A défaut de pouvoir affronter l'éventuelle culpabilité de son fils, il va tenter de résoudre d'autres mystères, des secrets de famille tout aussi venimeux comme celui de la mort accidentelle de sa mère. Il va également se poser de plus en plus de questions sur son frère, et même sur son épouse.
"Comparés aux miens, les problèmes des autres familles m'apparaissaient très ordinaires."
Et parce que la solution à chacun de ces mystères est rarement celle qui saute aux yeux, il continuera à s'enfoncer dans des sables mouvants.
Sans plus pouvoir faire confiance à personne.
Totalement seul.
"Je sus que je faisais partie de ces parents prêts à tout pour épargner leur enfant."
Le roman est absolument terrible, voire asphyxiant. Si Keith est effectivement coupable, alors il est déjà difficile de se mettre dans la peau de ses parents, de se demander s'ils ont une part de responsabilités, et ce qu'il conviendrait de faire : Protéger leur fils ou lui faire avouer ses crimes et le laisser prendre ses responsabilités ?

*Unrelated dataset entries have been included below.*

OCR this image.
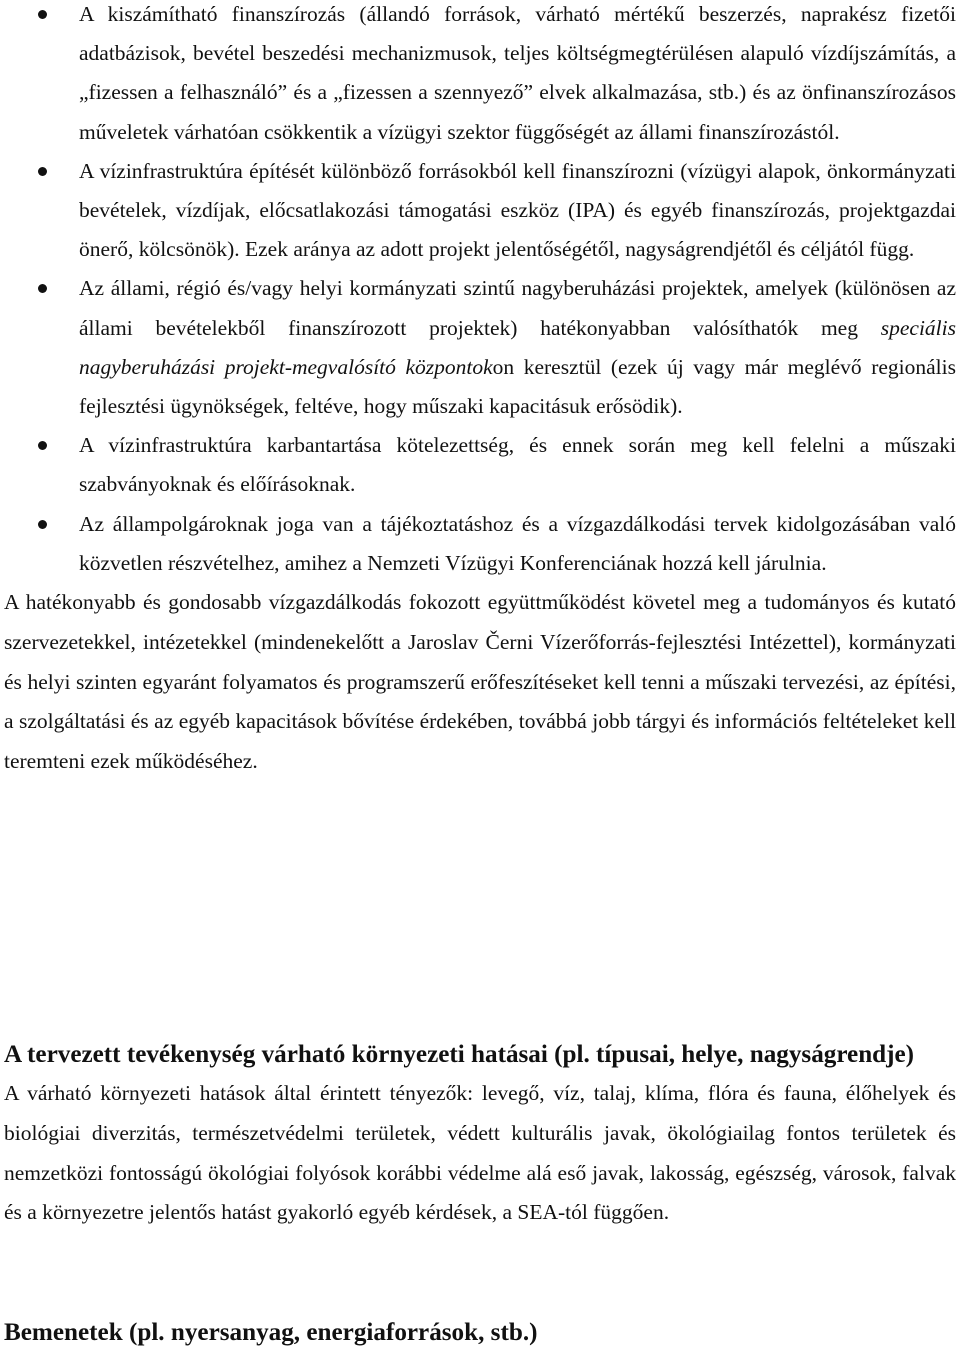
A kiszámítható finanszírozás (állandó források, várható mértékű beszerzés, naprakész fizetői adatbázisok, bevétel beszedési mechanizmusok, teljes költségmegtérülésen alapuló vízdíjszámítás, a „fizessen a felhasználó” és a „fizessen a szennyező” elvek alkalmazása, stb.) és az önfinanszírozásos műveletek várhatóan csökkentik a vízügyi szektor függőségét az állami finanszírozástól.
A vízinfrastruktúra építését különböző forrásokból kell finanszírozni (vízügyi alapok, önkormányzati bevételek, vízdíjak, előcsatlakozási támogatási eszköz (IPA) és egyéb finanszírozás, projektgazdai önerő, kölcsönök). Ezek aránya az adott projekt jelentőségétől, nagyságrendjétől és céljától függ.
Az állami, régió és/vagy helyi kormányzati szintű nagyberuházási projektek, amelyek (különösen az állami bevételekből finanszírozott projektek) hatékonyabban valósíthatók meg speciális nagyberuházási projekt-megvalósító központokon keresztül (ezek új vagy már meglévő regionális fejlesztési ügynökségek, feltéve, hogy műszaki kapacitásuk erősödik).
A vízinfrastruktúra karbantartása kötelezettség, és ennek során meg kell felelni a műszaki szabványoknak és előírásoknak.
Az állampolgároknak joga van a tájékoztatáshoz és a vízgazdálkodási tervek kidolgozásában való közvetlen részvételhez, amihez a Nemzeti Vízügyi Konferenciának hozzá kell járulnia.

A hatékonyabb és gondosabb vízgazdálkodás fokozott együttműködést követel meg a tudományos és kutató szervezetekkel, intézetekkel (mindenekelőtt a Jaroslav Černi Vízerőforrás-fejlesztési Intézettel), kormányzati és helyi szinten egyaránt folyamatos és programszerű erőfeszítéseket kell tenni a műszaki tervezési, az építési, a szolgáltatási és az egyéb kapacitások bővítése érdekében, továbbá jobb tárgyi és információs feltételeket kell teremteni ezek működéséhez.

A tervezett tevékenység várható környezeti hatásai (pl. típusai, helye, nagyságrendje)

A várható környezeti hatások által érintett tényezők: levegő, víz, talaj, klíma, flóra és fauna, élőhelyek és biológiai diverzitás, természetvédelmi területek, védett kulturális javak, ökológiailag fontos területek és nemzetközi fontosságú ökológiai folyósok korábbi védelme alá eső javak, lakosság, egészség, városok, falvak és a környezetre jelentős hatást gyakorló egyéb kérdések, a SEA-tól függően.

Bemenetek (pl. nyersanyag, energiaforrások, stb.)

Mais s'il est innocent alors ce serait pire encore parce que cette tourmente dans laquelle est empêtrée la famille Moore ne serait plus alors qu'un gigantesque malentendu.
Le calvaire enduré serait alors gratuit.
Jusqu'à une issue forcément dramatique.
"Vous ne pouvez pas les ramener à la vie, vous ne pouvez pas tout effacer."

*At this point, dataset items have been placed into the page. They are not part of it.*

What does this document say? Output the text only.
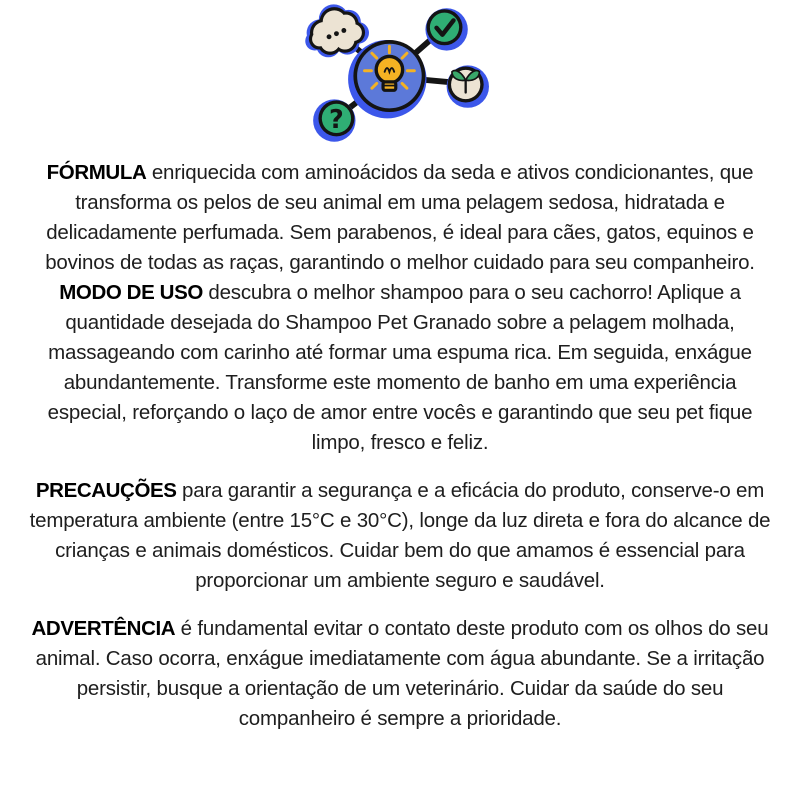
?

FÓRMULA enriquecida com aminoácidos da seda e ativos condicionantes, que transforma os pelos de seu animal em uma pelagem sedosa, hidratada e delicadamente perfumada. Sem parabenos, é ideal para cães, gatos, equinos e bovinos de todas as raças, garantindo o melhor cuidado para seu companheiro.

MODO DE USO descubra o melhor shampoo para o seu cachorro! Aplique a quantidade desejada do Shampoo Pet Granado sobre a pelagem molhada, massageando com carinho até formar uma espuma rica. Em seguida, enxágue abundantemente. Transforme este momento de banho em uma experiência especial, reforçando o laço de amor entre vocês e garantindo que seu pet fique limpo, fresco e feliz.

PRECAUÇÕES para garantir a segurança e a eficácia do produto, conserve-o em temperatura ambiente (entre 15°C e 30°C), longe da luz direta e fora do alcance de crianças e animais domésticos. Cuidar bem do que amamos é essencial para proporcionar um ambiente seguro e saudável.

ADVERTÊNCIA é fundamental evitar o contato deste produto com os olhos do seu animal. Caso ocorra, enxágue imediatamente com água abundante. Se a irritação persistir, busque a orientação de um veterinário. Cuidar da saúde do seu companheiro é sempre a prioridade.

Par certains aspects, ma lecture m'a fait penser à des romans comme
Il faut qu'on parle de Kevin de
Lionel Shriver ou Cet été-là de Lee Martin.
Au premier à cause de cette narration d'un père ignorant si son fils est capable du pire et énonçant comment sa famille a été brisée, au second en raison de la
disparition d'une fillette et de l'ambiguïté de certains personnages qui m'ont fait penser à l'énigmatique monsieur Dees.
Mais bien sûr,
les feuilles mortes demeure unique en son genre puisque écrit avec la talentueuse plume de
Thomas H. Cook.
Si vous souhaitez savoir ce qui est arrivé à la petite Amy, si vous voulez connaître l'implication de Keith dans sa
disparition, alors laissez vous consumer à votre tour par cette histoire.
A l'image des feuilles qui s'envolent et dénudent les arbres à l'automne, vous verrez comment en quinze jours seulement des certitudes peuvent basculer, des vies entières être gâchées.
Un thème très sombre pour une une histoire dont l'issue n'est pas forcément dépourvue de la moindre lueur.
Mais dont on ne ressort pas tout à fait indemne.